Stage 2 — Core Prompt Patterns
At this stage you move from “writing text” to reproducible prompt engineering patterns.
Stage topics
- Zero-shot / One-shot / Few-shot
- Role prompting
- Output format prompting
- Step-by-step / Chain of Thought (controlled)
- Constraints prompting
Zero-shot, One-shot, Few-shot
- Zero-shot: instruction only.
- One-shot: one reference example.
- Few-shot: multiple target examples.
Few-shot often boosts quality significantly because the model sees the target response pattern.
Role prompting
Role defines behavior framing: “you are a senior reviewer”, “you are a data analyst”.
This is not magic, it shifts output distribution toward desired style and depth.
Format prompting
Always define output format explicitly:
- JSON,
- table,
- list,
- fixed fields.
If format is not specified, model chooses it implicitly, which usually hurts integration reliability.
Step-by-step and Chain of Thought
“Think step by step” can improve difficult tasks.
But in production, controlled final format and verification matter more than verbose reasoning text.
Constraints prompting
Good constraints are:
- testable,
- specific,
- non-conflicting.
Examples: length, structure, forbidden actions, allowed sources.
Choosing the right pattern
Pattern choice depends on how much target behavior is already obvious. Zero-shot is best when you want to test the raw instruction and discover the model's default interpretation. One-shot is useful when one example can remove ambiguity. Few-shot becomes important when the task has a recognizable style, repeated structure, or domain-specific judgment that the model should imitate.
Beginner explanation
Zero-shot means you do not show the model an example answer. You only give an instruction: “Write a product description in 3 sentences.” This is fine when the task is simple and the criteria are obvious. For example, short translation or a simple definition often works with zero-shot. But if the team has a special style, fixed structure, or evaluation rules, one instruction is often not enough.
One-shot means you provide one example. The example acts as a sample: the model sees answer length, allowed wording, fields, and level of detail. Few-shot means several examples. It is useful when one example does not cover the range of inputs. For example, support-ticket classification may include billing, bug, feature request, and security. One example shows one case; several examples show the pattern.

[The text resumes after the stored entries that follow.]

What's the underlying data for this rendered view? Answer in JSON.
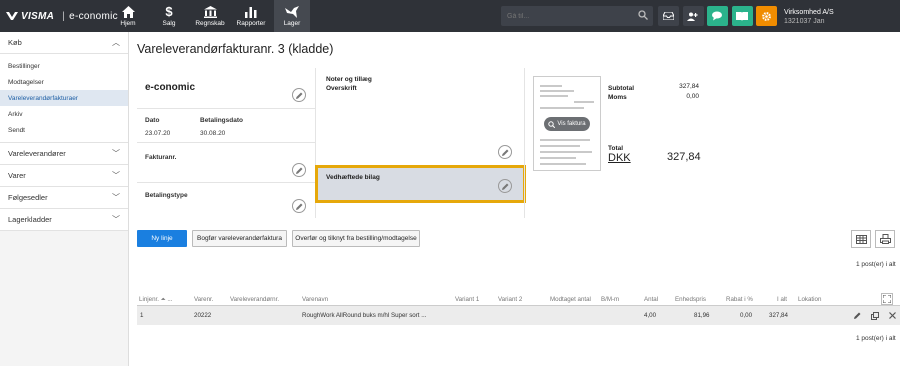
{
  "brand": {
    "visma": "VISMA",
    "sep": "|",
    "product": "e-conomic"
  },
  "nav": [
    {
      "label": "Hjem",
      "icon": "home-icon"
    },
    {
      "label": "Salg",
      "icon": "dollar-icon"
    },
    {
      "label": "Regnskab",
      "icon": "bank-icon"
    },
    {
      "label": "Rapporter",
      "icon": "bar-chart-icon"
    },
    {
      "label": "Lager",
      "icon": "bird-icon",
      "active": true
    }
  ],
  "search": {
    "placeholder": "Gå til..."
  },
  "top_icons": [
    "inbox-icon",
    "users-icon",
    "chat-icon",
    "book-icon",
    "gear-icon"
  ],
  "company": {
    "name": "Virksomhed A/S",
    "id_user": "1321037 Jan"
  },
  "sidebar": {
    "kob": {
      "label": "Køb",
      "items": [
        "Bestillinger",
        "Modtagelser",
        "Vareleverandørfakturaer",
        "Arkiv",
        "Sendt"
      ],
      "active": "Vareleverandørfakturaer"
    },
    "sections": [
      "Vareleverandører",
      "Varer",
      "Følgesedler",
      "Lagerkladder"
    ]
  },
  "page": {
    "title": "Vareleverandørfakturanr. 3 (kladde)"
  },
  "supplier": {
    "name": "e-conomic",
    "date_label": "Dato",
    "date_value": "23.07.20",
    "due_label": "Betalingsdato",
    "due_value": "30.08.20",
    "invoice_no_label": "Fakturanr.",
    "payment_type_label": "Betalingstype"
  },
  "notes": {
    "line1": "Noter og tillæg",
    "line2": "Overskrift"
  },
  "attachments": {
    "label": "Vedhæftede bilag"
  },
  "preview": {
    "button": "Vis faktura"
  },
  "totals": {
    "subtotal_label": "Subtotal",
    "subtotal_value": "327,84",
    "vat_label": "Moms",
    "vat_value": "0,00",
    "total_label": "Total",
    "currency": "DKK",
    "total_value": "327,84"
  },
  "actions": {
    "new_line": "Ny linje",
    "book": "Bogfør vareleverandørfaktura",
    "transfer": "Overfør og tilknyt fra bestilling/modtagelse"
  },
  "count_text": "1 post(er) i alt",
  "table": {
    "headers": [
      "Linjenr. ⏶ ...",
      "Varenr.",
      "Vareleverandørnr.",
      "Varenavn",
      "Variant 1",
      "Variant 2",
      "Modtaget antal",
      "B/M-m",
      "Antal",
      "Enhedspris",
      "Rabat i %",
      "I alt",
      "Lokation"
    ],
    "rows": [
      [
        "1",
        "20222",
        "",
        "RoughWork AllRound buks m/hl Super sort ...",
        "",
        "",
        "",
        "",
        "4,00",
        "81,96",
        "0,00",
        "327,84",
        ""
      ]
    ]
  },
  "colors": {
    "topbar": "#2f3238",
    "accent_green": "#2bb38c",
    "accent_orange": "#f08c00",
    "primary": "#1a7fe0",
    "highlight": "#e6a80a"
  }
}
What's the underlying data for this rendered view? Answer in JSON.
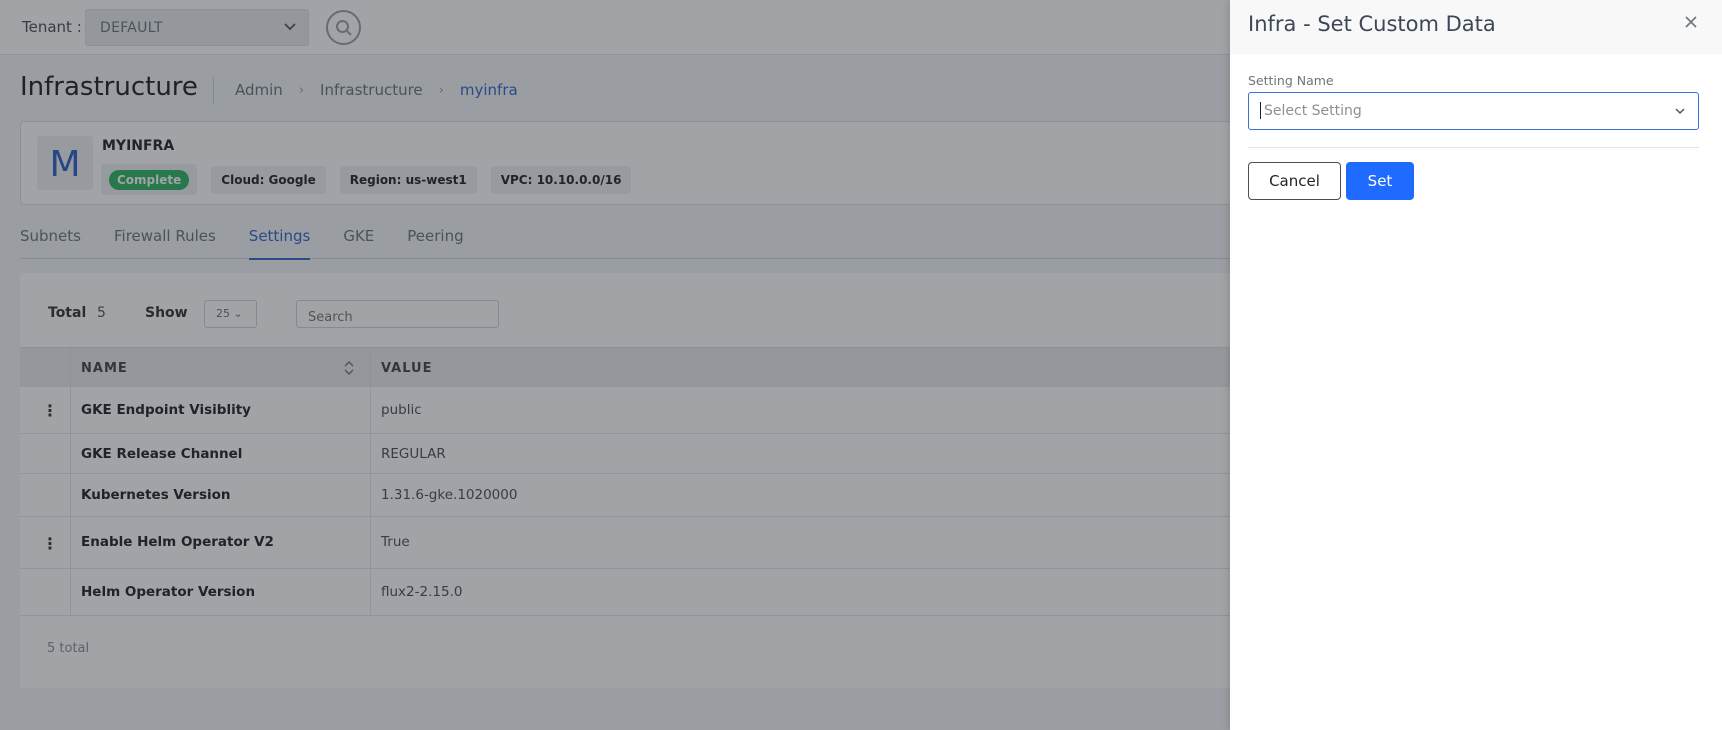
{
  "topbar": {
    "tenant_label": "Tenant :",
    "tenant_value": "DEFAULT"
  },
  "page": {
    "title": "Infrastructure",
    "breadcrumb": [
      "Admin",
      "Infrastructure",
      "myinfra"
    ]
  },
  "infra": {
    "avatar_letter": "M",
    "name": "MYINFRA",
    "status": "Complete",
    "chips": [
      "Cloud: Google",
      "Region: us-west1",
      "VPC: 10.10.0.0/16"
    ]
  },
  "tabs": [
    {
      "label": "Subnets",
      "active": false
    },
    {
      "label": "Firewall Rules",
      "active": false
    },
    {
      "label": "Settings",
      "active": true
    },
    {
      "label": "GKE",
      "active": false
    },
    {
      "label": "Peering",
      "active": false
    }
  ],
  "table": {
    "total_label": "Total",
    "total_value": "5",
    "show_label": "Show",
    "page_size": "25",
    "search_placeholder": "Search",
    "columns": [
      "NAME",
      "VALUE"
    ],
    "rows": [
      {
        "name": "GKE Endpoint Visiblity",
        "value": "public",
        "has_menu": true
      },
      {
        "name": "GKE Release Channel",
        "value": "REGULAR",
        "has_menu": false
      },
      {
        "name": "Kubernetes Version",
        "value": "1.31.6-gke.1020000",
        "has_menu": false
      },
      {
        "name": "Enable Helm Operator V2",
        "value": "True",
        "has_menu": true
      },
      {
        "name": "Helm Operator Version",
        "value": "flux2-2.15.0",
        "has_menu": false
      }
    ],
    "footer": "5 total"
  },
  "drawer": {
    "title": "Infra - Set Custom Data",
    "field_label": "Setting Name",
    "field_placeholder": "Select Setting",
    "cancel_label": "Cancel",
    "set_label": "Set"
  },
  "colors": {
    "primary": "#1f6bff",
    "link": "#3366cc",
    "status_complete": "#2db564"
  }
}
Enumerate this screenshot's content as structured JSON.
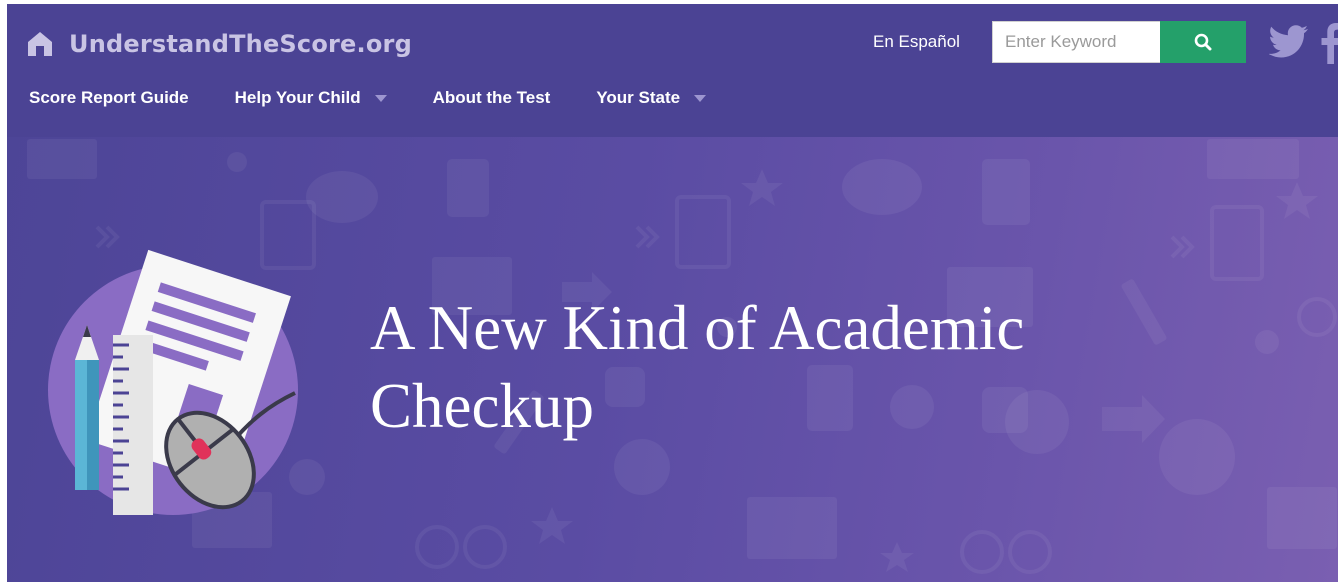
{
  "site": {
    "logo_text": "UnderstandTheScore.org",
    "home_icon": "home-icon"
  },
  "header": {
    "language_link": "En Español",
    "search": {
      "placeholder": "Enter Keyword",
      "button_icon": "search-icon"
    },
    "social": [
      "twitter-icon",
      "facebook-icon"
    ]
  },
  "nav": {
    "items": [
      {
        "label": "Score Report Guide",
        "has_dropdown": false
      },
      {
        "label": "Help Your Child",
        "has_dropdown": true
      },
      {
        "label": "About the Test",
        "has_dropdown": false
      },
      {
        "label": "Your State",
        "has_dropdown": true
      }
    ]
  },
  "hero": {
    "title_line1": "A New Kind of Academic",
    "title_line2": "Checkup"
  },
  "colors": {
    "header_bg": "#4b4394",
    "hero_bg": "#5a4ca3",
    "search_button": "#24a06a",
    "logo_text": "#c9c4e4"
  }
}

Important: examples are not decoration. They are training samples inside the prompt. If an example is weak, the model copies weak style. If an example is too long, answers become longer. If an example misses an edge case, the model may fail on a similar edge case. Treat examples like test fixtures.
Few-shot example:
Classify the request as billing, bug, or feature_request.
Example 1:
Request: "My plan did not update after payment"
Answer: billing
Example 2:
Request: "The save button does not work"
Answer: bug
Example 3:
Request: "Please add PDF export"
Answer: feature_request
Request: "My card was charged twice"
Answer:
In production, few-shot is especially useful when the model must repeat team judgment: tone of voice, ticket labeling, classification, quality evaluation, or data formatting. But few-shot increases prompt size, so examples should be short and representative.

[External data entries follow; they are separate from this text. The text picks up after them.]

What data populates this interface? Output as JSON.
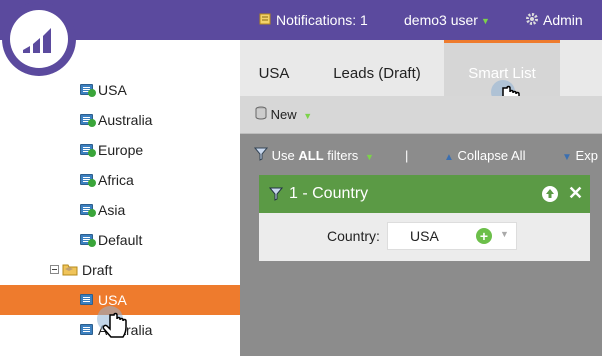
{
  "topbar": {
    "notifications": "Notifications: 1",
    "user": "demo3 user",
    "admin": "Admin"
  },
  "tree": {
    "items": [
      {
        "label": "USA"
      },
      {
        "label": "Australia"
      },
      {
        "label": "Europe"
      },
      {
        "label": "Africa"
      },
      {
        "label": "Asia"
      },
      {
        "label": "Default"
      }
    ],
    "folder": "Draft",
    "draft_items": [
      {
        "label": "USA"
      },
      {
        "label": "Australia"
      }
    ]
  },
  "tabs": [
    {
      "label": "USA"
    },
    {
      "label": "Leads (Draft)"
    },
    {
      "label": "Smart List"
    }
  ],
  "toolbar": {
    "new_label": "New"
  },
  "filters_bar": {
    "use_prefix": "Use ",
    "use_bold": "ALL",
    "use_suffix": " filters",
    "separator": "|",
    "collapse": "Collapse All",
    "expand": "Exp"
  },
  "filter": {
    "title": "1 - Country",
    "field_label": "Country:",
    "field_value": "USA"
  },
  "cursor_badge": "2",
  "colors": {
    "topbar": "#5b4a9e",
    "selected": "#ee7b2d",
    "filter_header": "#5b9a45"
  }
}
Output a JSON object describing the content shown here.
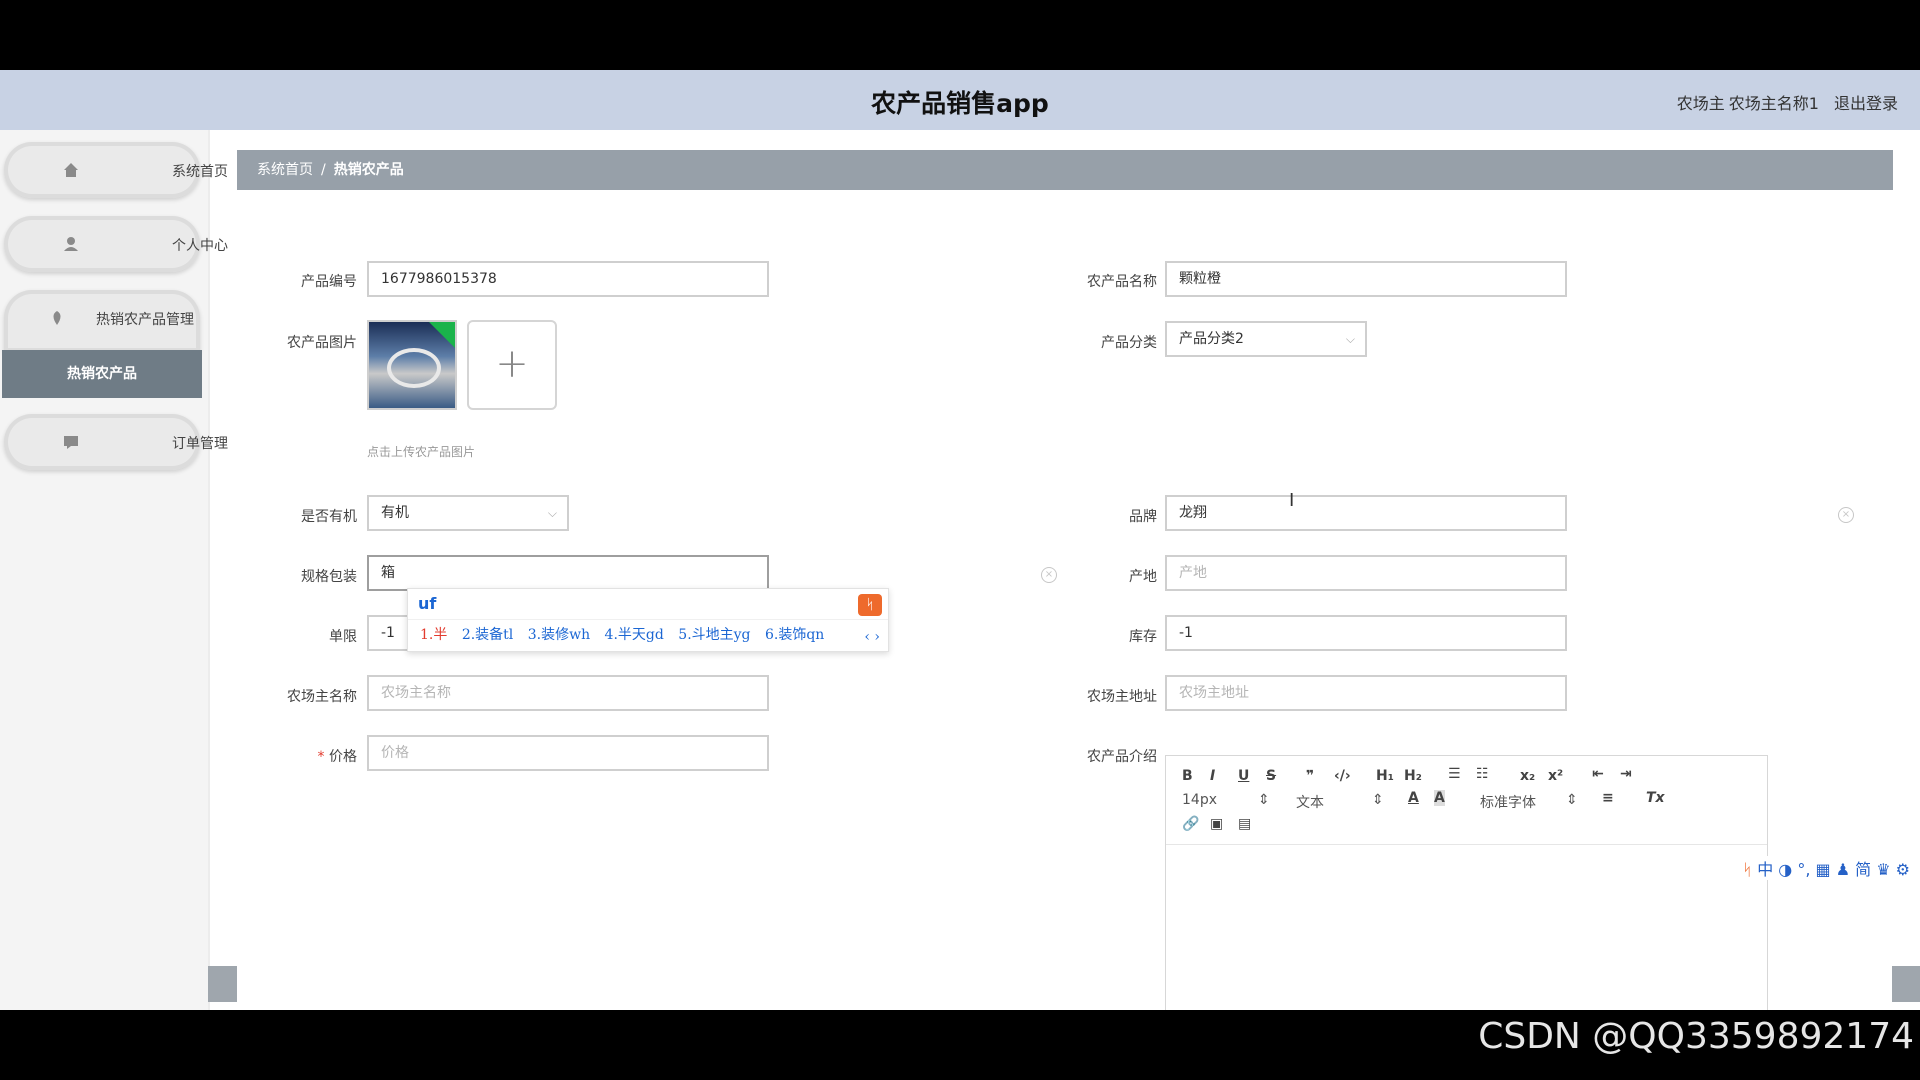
{
  "header": {
    "app_title": "农产品销售app",
    "role": "农场主",
    "username": "农场主名称1",
    "logout": "退出登录"
  },
  "sidebar": {
    "items": [
      {
        "label": "系统首页",
        "icon": "home-icon"
      },
      {
        "label": "个人中心",
        "icon": "user-icon"
      },
      {
        "label": "热销农产品管理",
        "icon": "leaf-icon"
      },
      {
        "label": "订单管理",
        "icon": "message-icon"
      }
    ],
    "active_sub": "热销农产品"
  },
  "breadcrumb": {
    "home": "系统首页",
    "sep": "/",
    "current": "热销农产品"
  },
  "form": {
    "product_no": {
      "label": "产品编号",
      "value": "1677986015378"
    },
    "product_name": {
      "label": "农产品名称",
      "value": "颗粒橙"
    },
    "image": {
      "label": "农产品图片",
      "hint": "点击上传农产品图片",
      "upload": "+"
    },
    "category": {
      "label": "产品分类",
      "value": "产品分类2"
    },
    "organic": {
      "label": "是否有机",
      "value": "有机"
    },
    "brand": {
      "label": "品牌",
      "value": "龙翔"
    },
    "spec": {
      "label": "规格包装",
      "value": "箱"
    },
    "origin": {
      "label": "产地",
      "placeholder": "产地"
    },
    "limit": {
      "label": "单限",
      "value": "-1"
    },
    "stock": {
      "label": "库存",
      "value": "-1"
    },
    "farmer_name": {
      "label": "农场主名称",
      "placeholder": "农场主名称"
    },
    "farmer_address": {
      "label": "农场主地址",
      "placeholder": "农场主地址"
    },
    "price": {
      "label": "价格",
      "required": "*",
      "placeholder": "价格"
    },
    "intro": {
      "label": "农产品介绍"
    }
  },
  "ime": {
    "input": "uf",
    "candidates": [
      "1.半",
      "2.装备tl",
      "3.装修wh",
      "4.半天gd",
      "5.斗地主yg",
      "6.装饰qn"
    ],
    "more": "‹ ›"
  },
  "editor": {
    "font_size": "14px",
    "text_type": "文本",
    "font_family": "标准字体"
  },
  "tray": {
    "text": "中 ◑ °, ▦ ♟ 简 ♛ ⚙"
  },
  "watermark": "CSDN @QQ3359892174"
}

The main risk is using examples that are not actually excellent. The model treats examples as evidence of the desired pattern, including their weaknesses. If an example is too verbose, the output becomes verbose. If an example hides edge cases, the model may repeat that blind spot. In production, examples should be treated as test fixtures: reviewed, versioned, and replaced when the product behavior changes.

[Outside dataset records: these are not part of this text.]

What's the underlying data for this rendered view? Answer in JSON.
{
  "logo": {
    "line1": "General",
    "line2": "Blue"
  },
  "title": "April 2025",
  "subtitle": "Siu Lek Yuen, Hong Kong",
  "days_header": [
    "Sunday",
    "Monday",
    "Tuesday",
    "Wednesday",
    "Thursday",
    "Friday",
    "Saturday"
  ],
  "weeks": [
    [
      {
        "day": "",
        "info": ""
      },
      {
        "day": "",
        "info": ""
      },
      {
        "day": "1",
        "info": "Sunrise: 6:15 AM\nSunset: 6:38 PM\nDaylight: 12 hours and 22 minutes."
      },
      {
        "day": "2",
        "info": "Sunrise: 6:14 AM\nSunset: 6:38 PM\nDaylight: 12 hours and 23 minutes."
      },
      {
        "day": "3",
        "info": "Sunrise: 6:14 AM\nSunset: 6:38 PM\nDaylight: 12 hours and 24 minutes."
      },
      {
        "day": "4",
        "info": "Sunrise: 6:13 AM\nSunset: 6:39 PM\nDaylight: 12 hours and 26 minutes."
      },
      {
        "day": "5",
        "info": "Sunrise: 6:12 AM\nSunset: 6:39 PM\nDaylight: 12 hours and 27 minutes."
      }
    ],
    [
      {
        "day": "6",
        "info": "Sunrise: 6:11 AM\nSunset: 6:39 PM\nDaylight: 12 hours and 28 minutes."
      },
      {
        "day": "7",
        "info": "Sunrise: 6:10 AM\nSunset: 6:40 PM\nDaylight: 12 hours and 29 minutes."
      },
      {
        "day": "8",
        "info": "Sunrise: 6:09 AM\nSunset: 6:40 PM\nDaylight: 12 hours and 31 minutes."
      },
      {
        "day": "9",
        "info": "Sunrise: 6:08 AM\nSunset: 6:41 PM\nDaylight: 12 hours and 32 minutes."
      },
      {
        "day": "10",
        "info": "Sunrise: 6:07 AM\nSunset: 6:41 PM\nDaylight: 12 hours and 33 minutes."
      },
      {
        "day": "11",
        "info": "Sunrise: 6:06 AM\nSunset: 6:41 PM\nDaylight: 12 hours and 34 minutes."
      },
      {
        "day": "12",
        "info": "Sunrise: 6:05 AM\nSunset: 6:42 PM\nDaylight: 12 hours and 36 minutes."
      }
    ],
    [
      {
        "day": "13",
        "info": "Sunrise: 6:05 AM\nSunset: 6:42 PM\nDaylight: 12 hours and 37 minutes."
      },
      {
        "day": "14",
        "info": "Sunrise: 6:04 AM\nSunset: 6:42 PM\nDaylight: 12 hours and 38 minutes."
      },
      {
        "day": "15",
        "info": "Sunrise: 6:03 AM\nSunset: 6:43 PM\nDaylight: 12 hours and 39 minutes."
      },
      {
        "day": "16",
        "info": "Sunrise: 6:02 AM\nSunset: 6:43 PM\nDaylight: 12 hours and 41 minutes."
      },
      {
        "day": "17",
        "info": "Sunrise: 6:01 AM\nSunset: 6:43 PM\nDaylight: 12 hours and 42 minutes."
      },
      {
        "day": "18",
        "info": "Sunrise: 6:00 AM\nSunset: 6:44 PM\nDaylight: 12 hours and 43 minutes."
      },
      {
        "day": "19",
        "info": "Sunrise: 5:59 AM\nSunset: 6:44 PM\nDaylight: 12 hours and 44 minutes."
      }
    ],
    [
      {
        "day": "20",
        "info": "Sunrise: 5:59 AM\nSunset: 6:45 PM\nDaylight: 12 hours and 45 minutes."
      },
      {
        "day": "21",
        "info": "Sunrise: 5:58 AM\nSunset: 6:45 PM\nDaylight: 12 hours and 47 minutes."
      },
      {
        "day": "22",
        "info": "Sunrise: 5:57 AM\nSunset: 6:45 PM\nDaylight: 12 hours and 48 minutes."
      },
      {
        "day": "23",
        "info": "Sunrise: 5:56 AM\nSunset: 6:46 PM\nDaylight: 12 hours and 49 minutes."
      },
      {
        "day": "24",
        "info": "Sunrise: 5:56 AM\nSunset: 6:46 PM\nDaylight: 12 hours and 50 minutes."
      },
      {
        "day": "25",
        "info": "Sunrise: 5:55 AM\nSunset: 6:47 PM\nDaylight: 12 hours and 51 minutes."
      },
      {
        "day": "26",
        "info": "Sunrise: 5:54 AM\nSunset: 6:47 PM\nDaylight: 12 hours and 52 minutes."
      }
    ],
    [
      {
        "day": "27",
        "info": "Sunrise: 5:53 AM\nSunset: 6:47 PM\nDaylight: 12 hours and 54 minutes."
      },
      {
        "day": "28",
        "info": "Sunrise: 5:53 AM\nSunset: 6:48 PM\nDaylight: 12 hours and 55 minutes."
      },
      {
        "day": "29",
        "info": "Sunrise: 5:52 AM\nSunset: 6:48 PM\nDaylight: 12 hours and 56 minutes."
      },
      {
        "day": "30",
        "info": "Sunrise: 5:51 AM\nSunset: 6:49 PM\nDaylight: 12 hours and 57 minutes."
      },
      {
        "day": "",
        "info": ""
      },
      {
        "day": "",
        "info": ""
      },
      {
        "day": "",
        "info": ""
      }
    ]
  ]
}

| Pattern | Use when | Main risk |
|---|---|---|
| Zero-shot | Baseline behavior is enough or unknown | Generic output |
| One-shot | One reference removes ambiguity | Overfitting to one case |
| Few-shot | Format and judgment must be copied | Weak examples teach weak behavior |
| Constraints | Boundaries matter more than style | Conflicting rules reduce reliability |
What you must be able to explain
- Why few-shot often improves production quality sharply.
- Why output format should almost always be explicit.
- Why unbounded free text scales poorly.
Mini scenarios from real projects
- Zero-shot gives generic output without business context: adding 1-2 relevant examples significantly improves precision.
- Few-shot makes output worse: examples conflict with desired style or include weak patterns.
- A role is declared but has no effect: role definition lacks explicit responsibility and quality criteria.
Fast decision rules
- If the task is template-like and format-sensitive, start with few-shot.
- If the task is new and you want baseline behavior, start zero-shot and iterate.
- Every few-shot example must be a gold standard, not a rough draft.
Self-check questions
- Why does few-shot often produce a large quality jump over zero-shot?
- How do you detect that few-shot examples are harming output quality?
- Which matters more for deterministic machine-readable output: role or format?